Steve Clark, vice president for university relations and marketing at Oregon State University (OSU), says OSU leaders are “doing our best to understand the complexity in our society around vaccinations,” particularly within “communities that may not have had good experiences with medical care providers.” Oregon State is also requiring all students, faculty and staff be vaccinated before returning to campus in September 2021, and Clark says the university is working to “help inform in a community-based way, rather than an institutional way” why vaccines are important as part of a comprehensive approach to public health and wellness.
Finding ‘normal’
At Oregon State, scholars have concentrated research efforts to better trace and understand the spread of the COVID-19 virus.

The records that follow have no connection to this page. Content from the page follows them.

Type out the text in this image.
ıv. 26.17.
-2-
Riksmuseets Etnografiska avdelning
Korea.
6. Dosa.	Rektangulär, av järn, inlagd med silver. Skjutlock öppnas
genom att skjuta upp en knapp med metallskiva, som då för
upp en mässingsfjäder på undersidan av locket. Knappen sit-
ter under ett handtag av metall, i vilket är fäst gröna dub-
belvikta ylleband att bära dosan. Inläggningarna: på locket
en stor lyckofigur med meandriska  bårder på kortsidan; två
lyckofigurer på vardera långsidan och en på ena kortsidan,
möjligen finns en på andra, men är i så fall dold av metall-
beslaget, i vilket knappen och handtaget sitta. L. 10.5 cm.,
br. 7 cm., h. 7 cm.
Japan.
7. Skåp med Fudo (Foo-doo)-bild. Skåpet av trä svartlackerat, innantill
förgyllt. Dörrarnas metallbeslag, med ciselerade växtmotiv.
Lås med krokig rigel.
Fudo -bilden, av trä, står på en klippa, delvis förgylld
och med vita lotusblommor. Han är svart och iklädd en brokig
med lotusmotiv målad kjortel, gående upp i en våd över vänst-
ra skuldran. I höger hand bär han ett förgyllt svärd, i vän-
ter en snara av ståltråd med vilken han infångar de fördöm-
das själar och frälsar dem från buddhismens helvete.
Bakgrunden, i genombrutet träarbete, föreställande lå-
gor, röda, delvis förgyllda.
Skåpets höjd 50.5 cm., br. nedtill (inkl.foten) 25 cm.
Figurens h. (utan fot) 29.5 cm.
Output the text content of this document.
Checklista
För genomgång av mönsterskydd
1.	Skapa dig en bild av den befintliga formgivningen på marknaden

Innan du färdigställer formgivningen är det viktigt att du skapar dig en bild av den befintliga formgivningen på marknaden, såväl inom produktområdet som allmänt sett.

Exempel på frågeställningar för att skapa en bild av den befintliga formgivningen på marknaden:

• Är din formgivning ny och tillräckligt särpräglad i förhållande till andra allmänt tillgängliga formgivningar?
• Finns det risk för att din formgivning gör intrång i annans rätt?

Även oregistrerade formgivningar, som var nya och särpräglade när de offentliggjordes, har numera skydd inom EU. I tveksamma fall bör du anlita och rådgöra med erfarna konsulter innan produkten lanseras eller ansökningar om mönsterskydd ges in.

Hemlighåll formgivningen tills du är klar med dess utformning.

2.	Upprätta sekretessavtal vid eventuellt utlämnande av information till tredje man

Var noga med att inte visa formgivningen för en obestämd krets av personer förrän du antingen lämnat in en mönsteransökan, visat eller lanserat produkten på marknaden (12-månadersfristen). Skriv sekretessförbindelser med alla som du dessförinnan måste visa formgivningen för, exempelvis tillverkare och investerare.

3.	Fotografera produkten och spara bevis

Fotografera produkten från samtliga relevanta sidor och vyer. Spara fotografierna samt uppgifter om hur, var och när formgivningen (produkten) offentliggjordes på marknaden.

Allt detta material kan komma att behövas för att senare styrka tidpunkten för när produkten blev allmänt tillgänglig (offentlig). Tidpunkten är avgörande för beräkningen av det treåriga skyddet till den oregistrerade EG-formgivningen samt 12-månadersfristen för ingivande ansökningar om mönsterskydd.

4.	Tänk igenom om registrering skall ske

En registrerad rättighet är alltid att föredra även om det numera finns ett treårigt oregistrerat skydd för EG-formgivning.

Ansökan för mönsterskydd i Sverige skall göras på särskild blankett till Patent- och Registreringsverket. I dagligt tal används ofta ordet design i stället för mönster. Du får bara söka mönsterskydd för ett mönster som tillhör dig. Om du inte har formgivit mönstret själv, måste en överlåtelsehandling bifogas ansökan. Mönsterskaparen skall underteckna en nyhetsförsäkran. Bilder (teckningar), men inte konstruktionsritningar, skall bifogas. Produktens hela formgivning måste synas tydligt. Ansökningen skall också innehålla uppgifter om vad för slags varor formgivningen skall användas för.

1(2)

They’ve conducted random door-to-door sampling in communities across the state to gauge infection prevalence and have undertaken extensive wastewater testing to determine the presence of viral markers that give clues to how many cases might exist in an area.
“Wastewater out of a building, like a residence hall, can give you a sign that something’s amiss — the viral markers decreasing, that’s a good thing,” Clark says. “But if it’s going up, then we have a problem with someone or something in the residence hall,” in which case, the university follows up with rapid COVID-19 testing to pinpoint the source.
At Clark Atlanta University, students who returned to campus in the spring were required to take COVID tests twice a week, and employees who came on campus were required to test once a week. The institution’s positivity rate has been less than 1%, which Phillips calls “phenomenal” — compared to a 5% positivity rate in the broader county, and closer to 10% in the state of Georgia as a whole, according to Phillips.
University officials at all the institutions are still figuring out what students’ return to campus will look like. “Everything is still very fluid and changing constantly,” in terms of guidance from the U.S. Centers for Disease Control and Prevention and developing medical information, Phillips says.
Fitzgerald points to the rapidly changing nature of information — and even the availability of vaccines — as an indication that plans will likely be under revision right up until students arrive back on campus.
“August is a long time away but it isn’t,” Fitzgerald says, adding the UM team continues to “emphasize the need to be nimble moving forward. This pandemic has really shown us that we need to be flexible.”
Fitzgerald adds that the campus community has been informed it still may be necessary to wear masks indoors on campus in the fall. Also, in the fall, “There may still need to be some social distancing. We’ve already told students that large lecture classes will be delivered remotely, but small and medium-sized classes will be in person.” Some dorm rooms are being reserved for necessary quarantining and isolation should positive cases arise, says Fitzgerald.